Herrschaftsanspruch in Stein gemeißelt: Die Gründung des Doms

Die Ursprünge des Speyerer Doms reichen bis in die Regentschaft des salischen Kaisers Konrad II. zurück, der um 1025 den ambitionierten Plan fasste, die größte Kirche des Abendlandes zu errichten. Dieser gewaltige Bau sollte den Herrschaftsanspruch des Kaisers über das Heilige Römische Reich unterstreichen und seine Macht zementieren. In der damals eher dörflichen Siedlung Speyer fand Konrad die idealen Voraussetzungen, um seine Vision Wirklichkeit werden zu lassen und die gesamte Umgebung auf dieses Großprojekt auszurichten.

Obwohl das präzise Datum der Grundsteinlegung unbekannt ist, wird allgemein angenommen, dass die Arbeiten zwischen 1024 und 1030 begannen. Konrad II. erlebte die Vollendung seines Vorhabens nicht mehr - 1039 wurde er im noch unfertigen Dom beigesetzt.

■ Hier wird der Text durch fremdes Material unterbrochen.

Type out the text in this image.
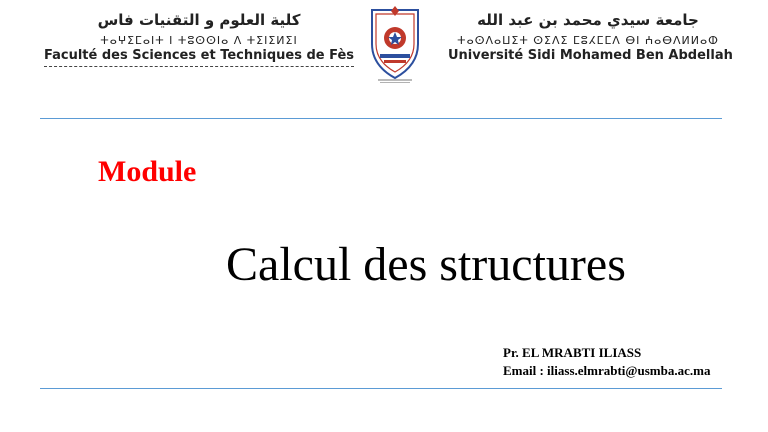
كلية العلوم و التقنيات فاس
ⵜⴰⵖⵉⵎⴰⵏⵜ ⵏ ⵜⵓⵙⵙⵏⴰ ⴷ ⵜⵉⵏⵉⵍⵉⵏ
Faculté des Sciences et Techniques de Fès
جامعة سيدي محمد بن عبد الله
ⵜⴰⵙⴷⴰⵡⵉⵜ ⵙⵉⴷⵉ ⵎⵓⵃⵎⵎⴷ ⴱⵏ ⵄⴰⴱⴷⵍⵍⴰⵀ
Université Sidi Mohamed Ben Abdellah
Module
Calcul des structures
Pr. EL MRABTI ILIASS
Email : iliass.elmrabti@usmba.ac.ma
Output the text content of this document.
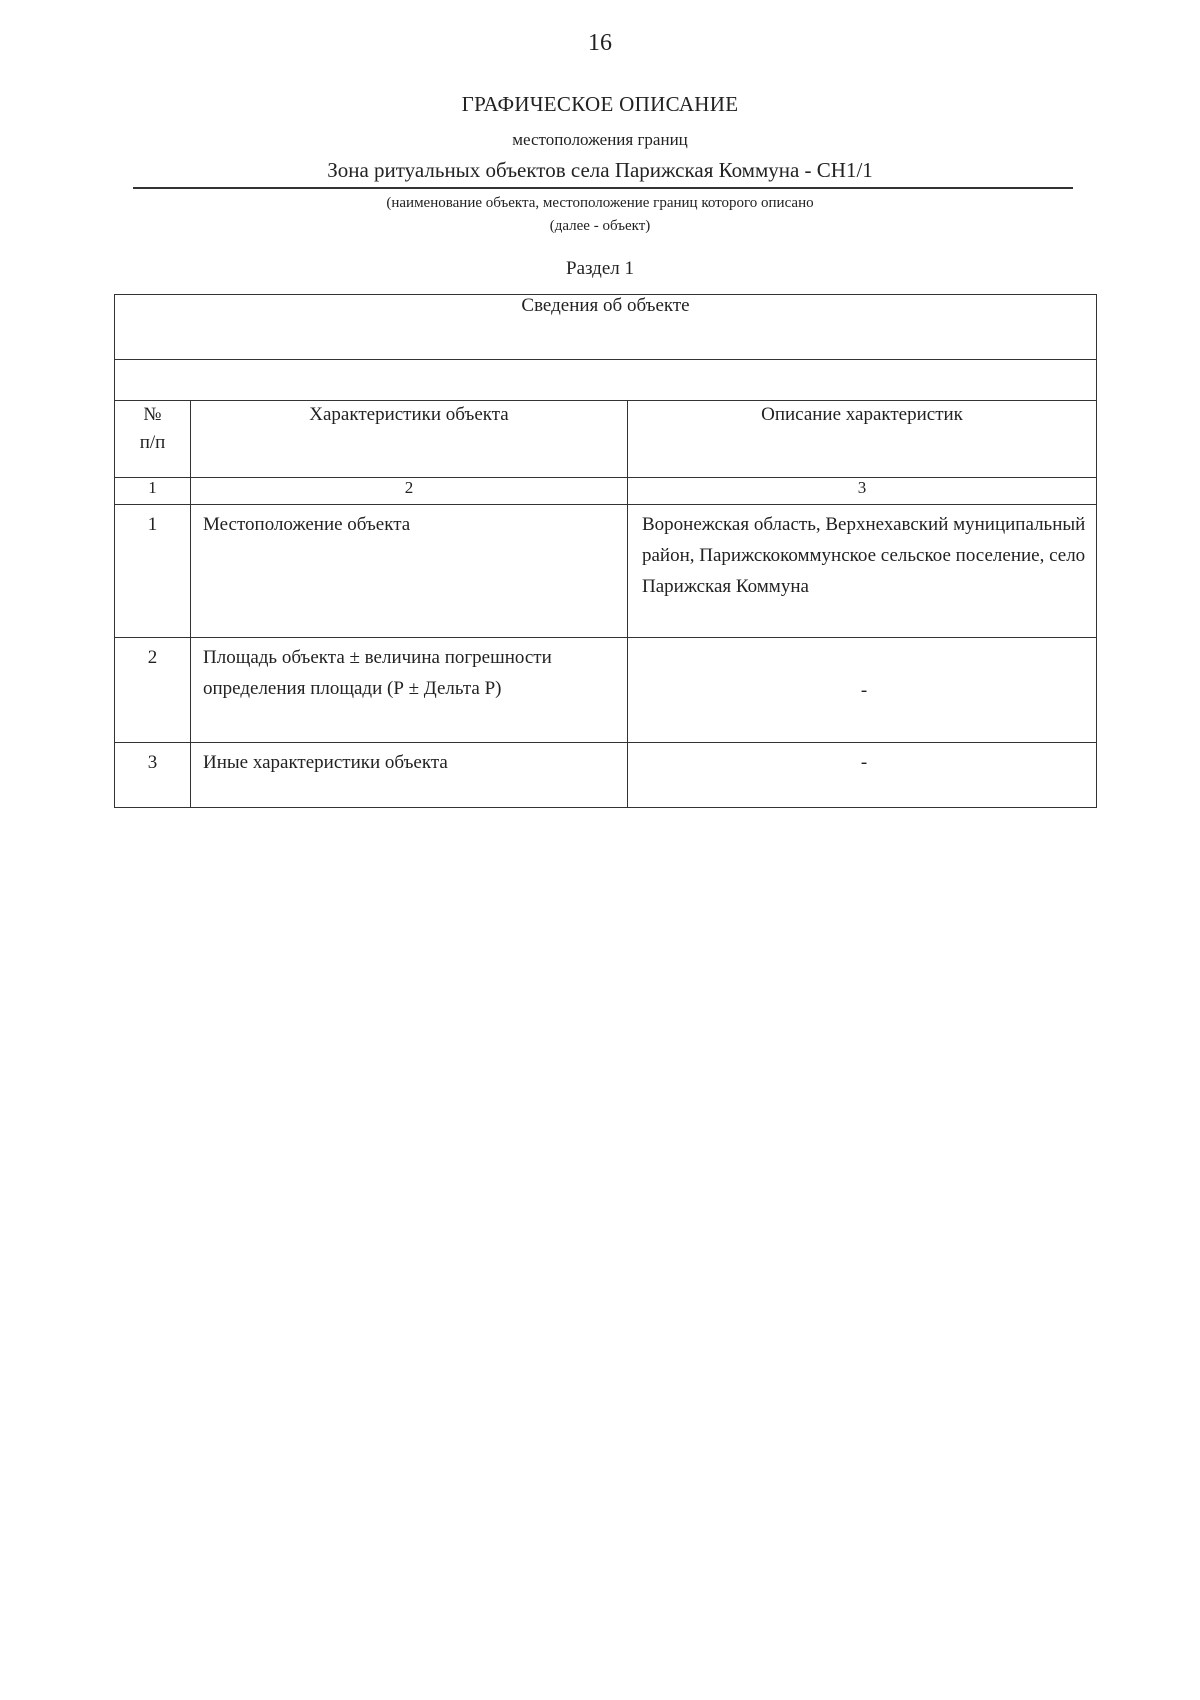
16
ГРАФИЧЕСКОЕ ОПИСАНИЕ
местоположения границ
Зона ритуальных объектов села Парижская Коммуна - СН1/1
(наименование объекта, местоположение границ которого описано
(далее - объект)
Раздел 1
Сведения об объекте		

№
п/п	Характеристики объекта	Описание характеристик
1	2	3
1	Местоположение объекта	Воронежская область, Верхнехавский муниципальный район, Парижскокоммунское сельское поселение, село Парижская Коммуна
2	Площадь объекта ± величина погрешности определения площади (Р ± Дельта Р)	-
3	Иные характеристики объекта	-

Die feierliche Weihe des ersten Speyerer Doms, der den Beinamen “Speyer I” erhielt, fand schließlich im Jahr 1061 unter seinem Enkel Heinrich IV. statt.

Speyer I: Ein Bauwerk voller Innovationen

Dieser erste Dom zeichnete sich bereits durch mehrere architektonische Neuerungen aus, die ihn zu einem Vorreiter der romanischen Baukunst machten:

  • Die Seitenschiffe waren mit Kreuzgratgewölben überwölbt, einer Technik, die auf antike Vorbilder zurückging.
  • Die Krypta, die sich unter dem gesamten Chor und Querhaus erstreckte, war eine der größten ihrer Art und beeindruckte durch ihre imposante Höhe von fast sieben Metern.
  • Die abwechselnd aus rotem und gelbem Sandstein gemauerten Gurtbögen verliehen der Krypta eine harmonische Gliederung und symbolisierten die göttliche Ordnung.

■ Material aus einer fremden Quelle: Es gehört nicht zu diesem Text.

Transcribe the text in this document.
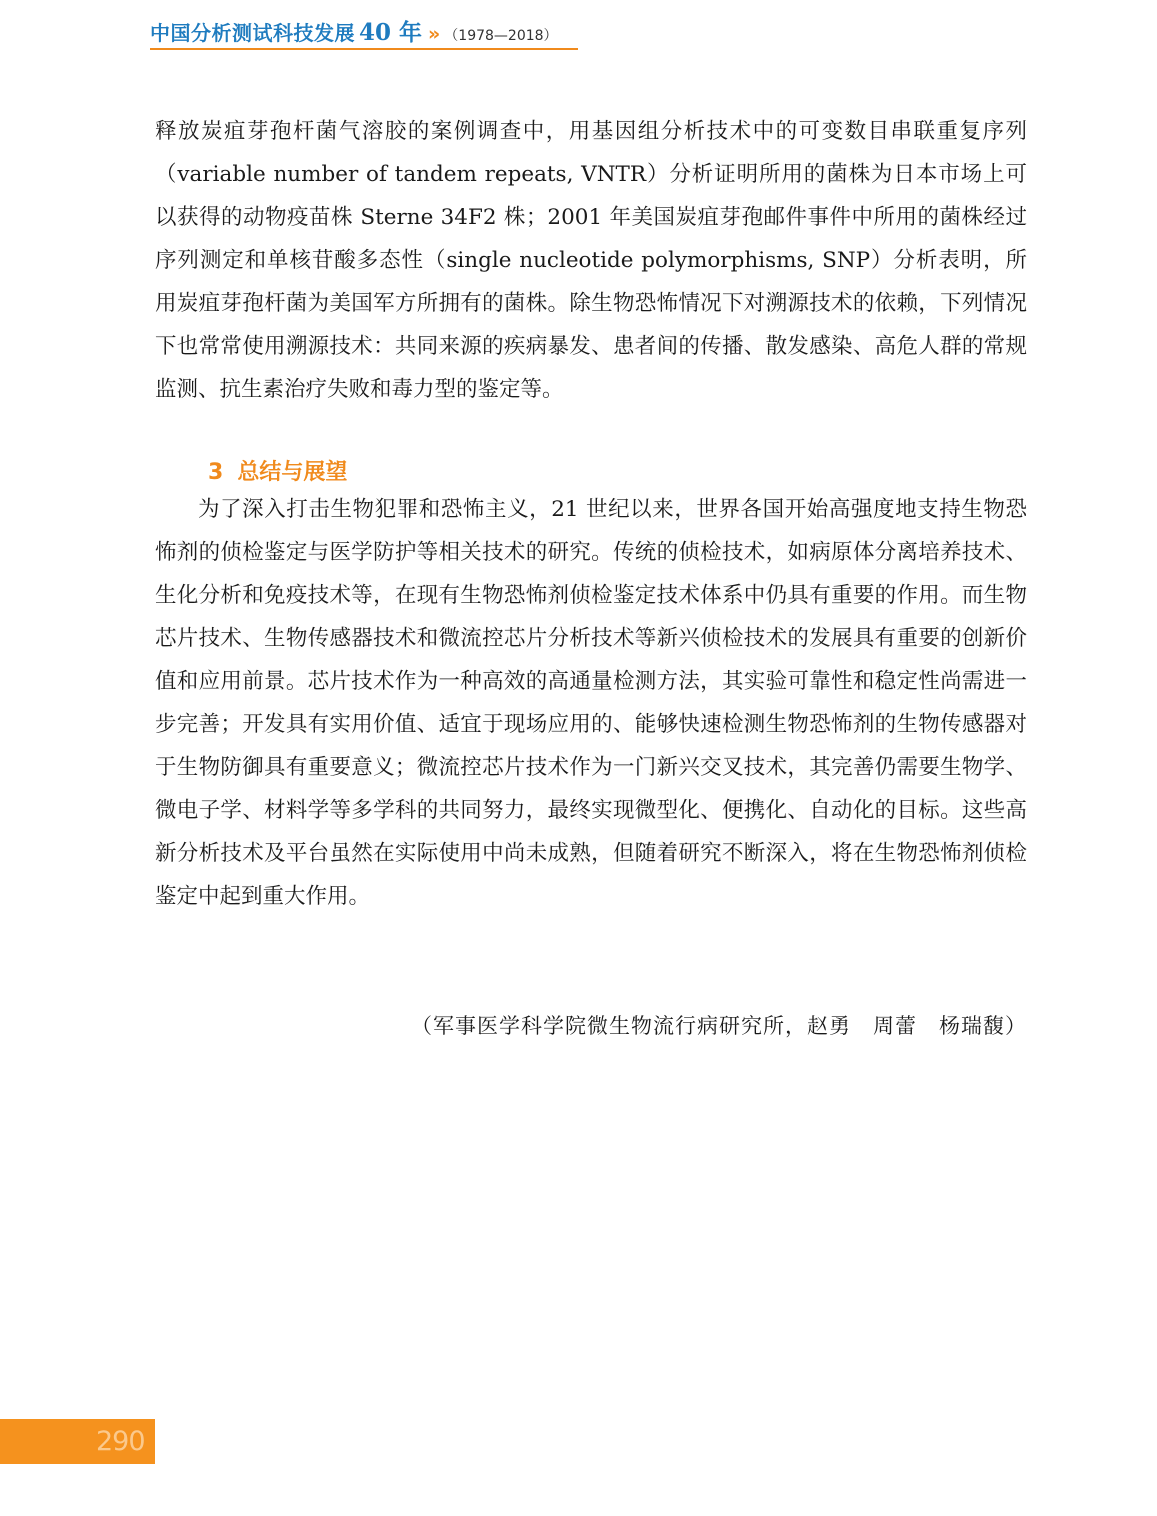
中国分析测试科技发展 40 年 » （1978—2018）
释放炭疽芽孢杆菌气溶胶的案例调查中，用基因组分析技术中的可变数目串联重复序列（variable number of tandem repeats, VNTR）分析证明所用的菌株为日本市场上可以获得的动物疫苗株 Sterne 34F2 株；2001 年美国炭疽芽孢邮件事件中所用的菌株经过序列测定和单核苷酸多态性（single nucleotide polymorphisms, SNP）分析表明，所用炭疽芽孢杆菌为美国军方所拥有的菌株。除生物恐怖情况下对溯源技术的依赖，下列情况下也常常使用溯源技术：共同来源的疾病暴发、患者间的传播、散发感染、高危人群的常规监测、抗生素治疗失败和毒力型的鉴定等。
3 总结与展望
为了深入打击生物犯罪和恐怖主义，21 世纪以来，世界各国开始高强度地支持生物恐怖剂的侦检鉴定与医学防护等相关技术的研究。传统的侦检技术，如病原体分离培养技术、生化分析和免疫技术等，在现有生物恐怖剂侦检鉴定技术体系中仍具有重要的作用。而生物芯片技术、生物传感器技术和微流控芯片分析技术等新兴侦检技术的发展具有重要的创新价值和应用前景。芯片技术作为一种高效的高通量检测方法，其实验可靠性和稳定性尚需进一步完善；开发具有实用价值、适宜于现场应用的、能够快速检测生物恐怖剂的生物传感器对于生物防御具有重要意义；微流控芯片技术作为一门新兴交叉技术，其完善仍需要生物学、微电子学、材料学等多学科的共同努力，最终实现微型化、便携化、自动化的目标。这些高新分析技术及平台虽然在实际使用中尚未成熟，但随着研究不断深入，将在生物恐怖剂侦检鉴定中起到重大作用。
（军事医学科学院微生物流行病研究所，赵勇　周蕾　杨瑞馥）
290
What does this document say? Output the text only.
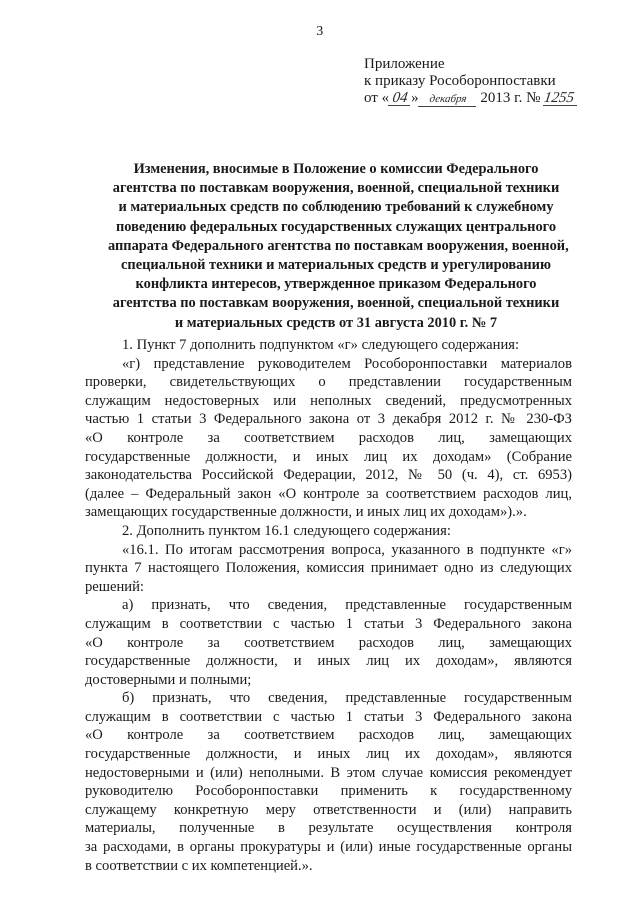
3
Приложение
к приказу Рособоронпоставки
от « 04 » декабря 2013 г. № 1255
Изменения, вносимые в Положение о комиссии Федерального
агентства по поставкам вооружения, военной, специальной техники
и материальных средств по соблюдению требований к служебному
поведению федеральных государственных служащих центрального
аппарата Федерального агентства по поставкам вооружения, военной,
специальной техники и материальных средств и урегулированию
конфликта интересов, утвержденное приказом Федерального
агентства по поставкам вооружения, военной, специальной техники
и материальных средств от 31 августа 2010 г. № 7
1. Пункт 7 дополнить подпунктом «г» следующего содержания:
«г) представление руководителем Рособоронпоставки материалов
проверки, свидетельствующих о представлении государственным
служащим недостоверных или неполных сведений, предусмотренных
частью 1 статьи 3 Федерального закона от 3 декабря 2012 г. № 230-ФЗ
«О контроле за соответствием расходов лиц, замещающих
государственные должности, и иных лиц их доходам» (Собрание
законодательства Российской Федерации, 2012, № 50 (ч. 4), ст. 6953)
(далее – Федеральный закон «О контроле за соответствием расходов лиц,
замещающих государственные должности, и иных лиц их доходам»).».
2. Дополнить пунктом 16.1 следующего содержания:
«16.1. По итогам рассмотрения вопроса, указанного в подпункте «г»
пункта 7 настоящего Положения, комиссия принимает одно из следующих
решений:
а) признать, что сведения, представленные государственным
служащим в соответствии с частью 1 статьи 3 Федерального закона
«О контроле за соответствием расходов лиц, замещающих
государственные должности, и иных лиц их доходам», являются
достоверными и полными;
б) признать, что сведения, представленные государственным
служащим в соответствии с частью 1 статьи 3 Федерального закона
«О контроле за соответствием расходов лиц, замещающих
государственные должности, и иных лиц их доходам», являются
недостоверными и (или) неполными. В этом случае комиссия рекомендует
руководителю Рособоронпоставки применить к государственному
служащему конкретную меру ответственности и (или) направить
материалы, полученные в результате осуществления контроля
за расходами, в органы прокуратуры и (или) иные государственные органы
в соответствии с их компетенцией.».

Trotz dieser Fortschritte wagte Konrads Baumeister noch nicht den entscheidenden Schritt, auch das Hauptschiff mit einem Steingewölbe zu überwölben. Stattdessen begnügte man sich mit einer flachen Holzdecke oder einem hölzernen Tonnengewölbe - eine Entscheidung, die der nächsten Generation vorbehalten blieb.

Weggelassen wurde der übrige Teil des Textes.